早指しと言えども、序盤はいつもの形に展開出来た。だが、ドクターは勘づいていた。おそらくエンシオディスはわざと自分がやりやすいいつもの盤面に誘導している。気持ちよく打たせて油断したところに何か仕掛けようとしているのだ。
(爪が見えているぞ、領主様)
どうにも今日の彼は「絶対に勝ちたい」という気持ちが透けて見えている。罰ゲームが嫌というよりも、勝って己の願いを叶えたいのだろう。
「そんなに素直な私が見たいのか?」
コトン、と駒を置きながらドクターが問うた。カシャン、というチェスクロックの音が続く。

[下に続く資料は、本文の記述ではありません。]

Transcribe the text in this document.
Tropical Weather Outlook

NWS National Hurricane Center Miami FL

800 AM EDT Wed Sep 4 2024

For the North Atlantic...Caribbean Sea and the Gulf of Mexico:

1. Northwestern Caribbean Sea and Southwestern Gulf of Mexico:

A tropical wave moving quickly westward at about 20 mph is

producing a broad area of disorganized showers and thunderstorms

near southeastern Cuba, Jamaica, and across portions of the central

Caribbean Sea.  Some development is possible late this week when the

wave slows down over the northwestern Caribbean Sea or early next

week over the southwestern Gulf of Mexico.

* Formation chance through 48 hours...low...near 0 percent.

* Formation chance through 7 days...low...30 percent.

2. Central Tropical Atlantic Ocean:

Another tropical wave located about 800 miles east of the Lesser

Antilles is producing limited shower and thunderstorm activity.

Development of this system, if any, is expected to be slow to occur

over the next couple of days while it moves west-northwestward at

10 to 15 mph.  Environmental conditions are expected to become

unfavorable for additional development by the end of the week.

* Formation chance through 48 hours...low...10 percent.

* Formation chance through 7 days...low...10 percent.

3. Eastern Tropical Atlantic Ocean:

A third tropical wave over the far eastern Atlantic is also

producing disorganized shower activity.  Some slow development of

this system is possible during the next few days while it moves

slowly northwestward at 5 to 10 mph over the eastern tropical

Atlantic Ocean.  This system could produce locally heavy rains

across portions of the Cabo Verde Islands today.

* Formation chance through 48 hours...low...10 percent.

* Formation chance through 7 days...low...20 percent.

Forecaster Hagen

「恋人の色々な面を見たいのは普通のことだろう。普段の恥じらいながら強情を張るお前も愛らしいが」
「……どうも」
「理性回復剤を多用した後はある意味素直だが、素面のお前の言葉を聞きたくてな」
「まぁ、いつかは聞かせてあげるよ」
言葉と駒の応酬を重ねる。スピード感のある勝負は技術よりも直観力、感性、反射神経などが肝になってくるが、互いに一歩も譲らず戦いを進める。素直な自分が見たい、とエンシオディスは言うがそういう彼も珍しく素直に願望を口にしている。少し、可愛いと思ったのは内緒だ。
だが、生憎今日も勝つのは自分だ。引き分けにだってさせてやるものか。ドクターは瞬時に数パターンの読みを脳の奥で走らせた。勝ち確ルートが見えて自信満々に目当ての駒に手を伸ばす。瞬間、ふ、と目の前の男が微かに笑った気がして顔を上げる。
何? とドクターは口にしようとした。だが声を発することが出来なかった。エンシオディスの唇が、重なったからだ。触れ合わせるだけの軽い口付け。いつも彼が仕掛けてくるものに比べたら児戯に等しい。時間もほんの一瞬。普段は唇が腫れそうになるまで執拗に続けるくせに。悪戯な唇はあっさりと離れて行った。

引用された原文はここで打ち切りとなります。